We must learn, again, how to embrace the ordinary and be exactly who we are knowing that, despite how we look, feel or how our own story is playing out today, we are loved, valued and welcomed by a God who promises to be with us–us plain, ordinary, average people–always.

Stories

Oldthings

I just bought myself a typewriter.

“Seriously? Aren’t you the gadget guy?” you might ask. “Is this replacing your iPad?” (Ha ha. Very funny.)

When I recently visited my parents, I got into a conversation with my mum about her computer. She seems to have never-ending struggles with technology and it so happens I am her resident IT guy.

“I wish I had kept my old typewriter,” she told me, after another troubleshooting session on her seemingly-invalid PC.

I asked her why, with all the features of her new computer, she would want to go back to an old, cumbersome, temperamental beast like a typewriter.

So begun the litany of reasons.

In the end, it wasn’t so much about the computer, nor about its tech-unfriendly operator. It was about what the typewriter represented: a simpler, more straightforward time when no new operating system needed to be learned, no ‘shortcuts’ had to be memorised, and to ‘save’ something you typed it with carbon paper and filed the copy away in the beat-up steel filing cabinet next to your desk.

And the stories!

SctypeHer Smith Corona (similar to the one pictured) had years of history. She had bought it in the States in 1971 and it had travelled with us to Australia. On it she had recorded years of conversations to and from grandparents, aunts and uncles, friends and extended family. No doubt every milestone in the life of our growing family had found its way through the keys to be clunk-clunked on to ‘onionskin’ paper (This translucent paper was apparently lighter in weight than standard bond paper and so she could include many more pages in the letter and still pay standard postage.)
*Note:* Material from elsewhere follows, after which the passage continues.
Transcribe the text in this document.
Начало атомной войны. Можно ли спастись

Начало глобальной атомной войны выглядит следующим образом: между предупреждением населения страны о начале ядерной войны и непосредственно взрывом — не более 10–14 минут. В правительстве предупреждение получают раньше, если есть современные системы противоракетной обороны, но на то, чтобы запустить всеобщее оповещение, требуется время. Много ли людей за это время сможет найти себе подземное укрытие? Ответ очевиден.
Dad used it to type out his sermons and the occasional letter to his brother. I never asked him why he used a typewriter because it was obvious: nobody–not even himself, I think–could read his handwritten scrawl!

The familiar ‘rat-a-tat-tat’ of the typewriter, the ‘ding’ from the little bell that signified the end of a line and the ‘z-i-i-i-p’ sound the carriage made as you flicked the carriage return lever to start a new line echoed through our house every day, providing a semi-rhythmical soundtrack to our family’s life.

When the Smith Corona’s keys had become so misaligned and its carriage started being cantankerous in its desire to let go of the paper at inopportune times, mum invested in an electric typewriter. Later, that was replaced with a Brother ‘Word Processor,’ and, finally, with a computer and printer.

The old things were thrown out, sold, or given to Goodwill to make way for the new, high-tech machines and the accompanying angst in learning new ways of doing stuff.

I reckon it’s amusing to see how we don’t seem to attach the same value to the new things as we did the old things.

They don’t seem to invoke in us the same feelings of nostalgia, the yearning for the days when life was simpler and when things were manufactured to do one job and to last for years. They don’t seem to tell the same stories we hear recited from the memory of things like manual typewriters, inky ribbons and rows of life stamped out on see-through paper.

Typewriters, books, LP records, mum’s ‘special’ china, keepsakes and even fragrances bring back to us a myriad of tales–myths and legends, epics and anecdotes alike–cascading through our minds about who we were and, ultimately, who we became who we are now.

I think about this as I type on my eBay trophy short, thought-provoking sayings–the kind of which can be found on the Instagram pages of most hipsters these days. I recall with fondness a life that was less complicated (I say this as I figure out–ironically using a YouTube video–how to insert a new $10 ribbon, which I had to source from the UK and get ink all over everything.)

And I think I’ve found the answer why older folks tend to hang on to the stuff from their life a lot longer than the next generation believes to be practical: It’s the stories they hold. And I’m finding, as I get older, my memory needs all the help it can get.